We always contact companies we are working with before sending the invoice out! It should not come as a surprise. If you don't remember working with us recently, then it's likely that this email did not come from one of our staff.
Did the invoice come from Shelly?
This is a tricky one because one of the phishing schemes did infect Shelly's account! There are minor details, however, that can tell you if the email is legitimate or not ≥ such as the signature. These scams had both Jamie and Shelly's email signature incorrect (which is great because our wonderful contacts caught on to the fact that something was wrong and called us right away!)
Finally, is the invoice a PDF?
We will never send a company an invoice through Dropbox or Sharepoint. It will always be a PDF!
If the answer to all these questions is 'yes', then you should be in the clear!
What is Farming Smarter doing to prevent this from happening again?

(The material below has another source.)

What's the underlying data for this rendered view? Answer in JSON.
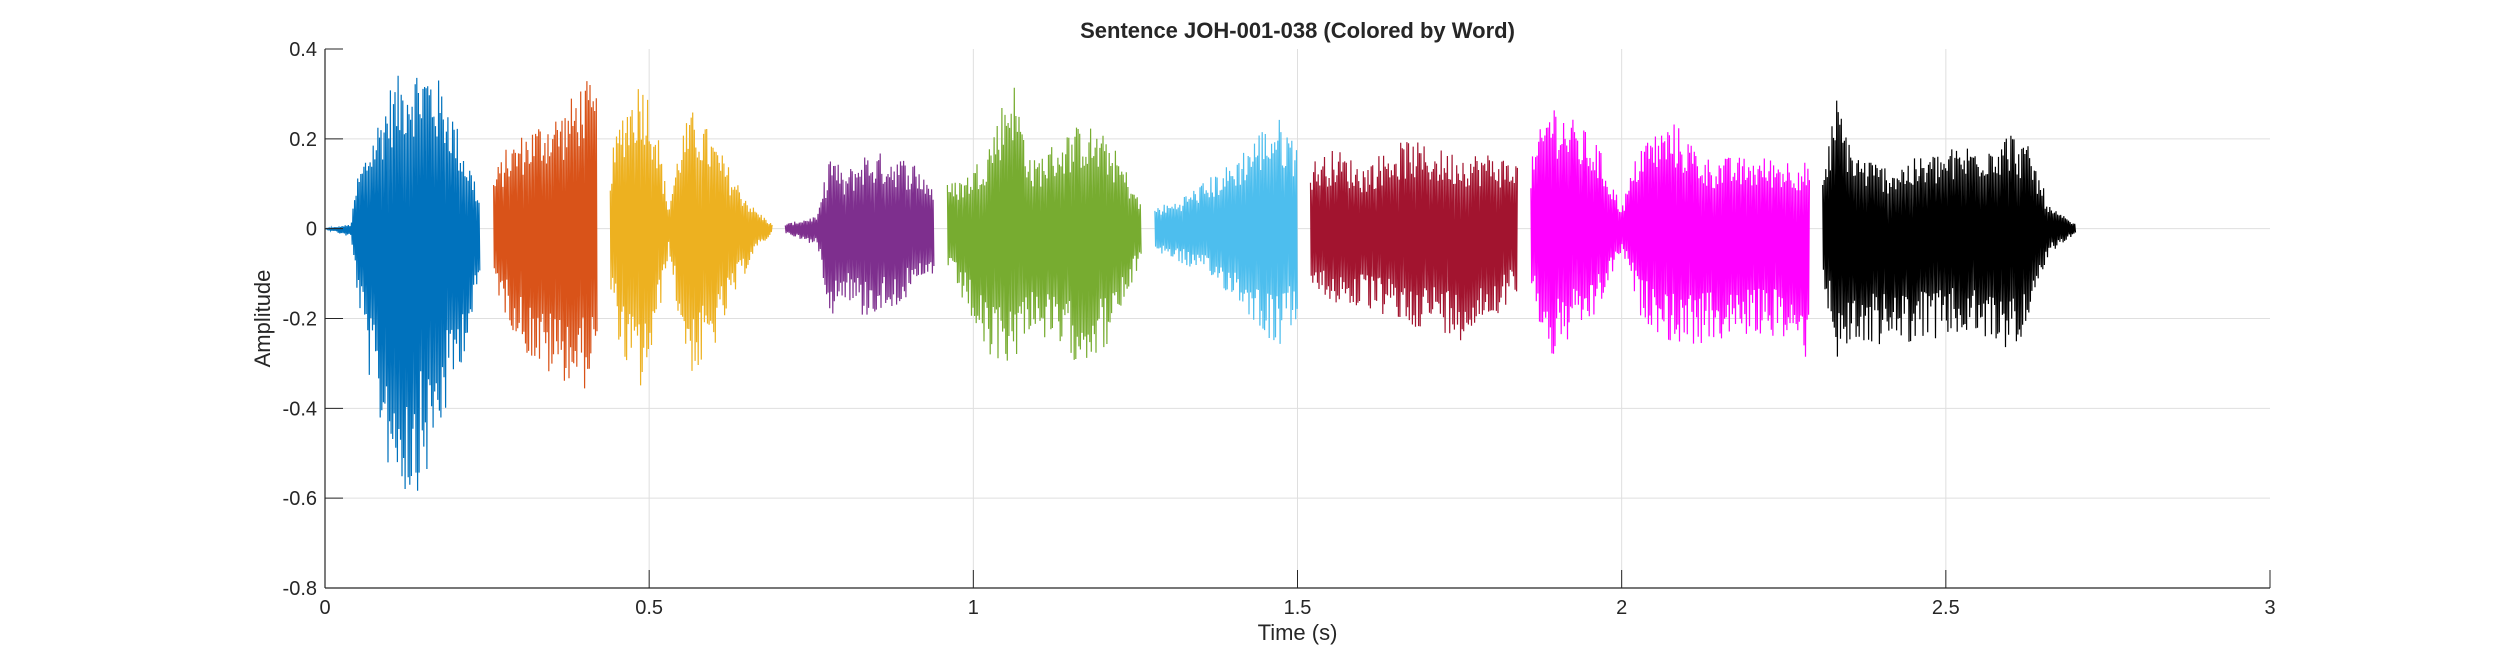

Dok-Tor Harddrive has implemented a two-factor authentication system that requires a 6-digit number every time someone logs into our accounts. (That number is sent directly to our phones.) They also have placed a different phishing filter on our accounts to weed out the bad emails and have turned off the ability to forward and entire account contact list to another email account.
As an organization, Farming Smarter thanks you for your patience and hopes that in increasing our internet security, nothing like this will ever happen again! Be safe in cyber space, folks!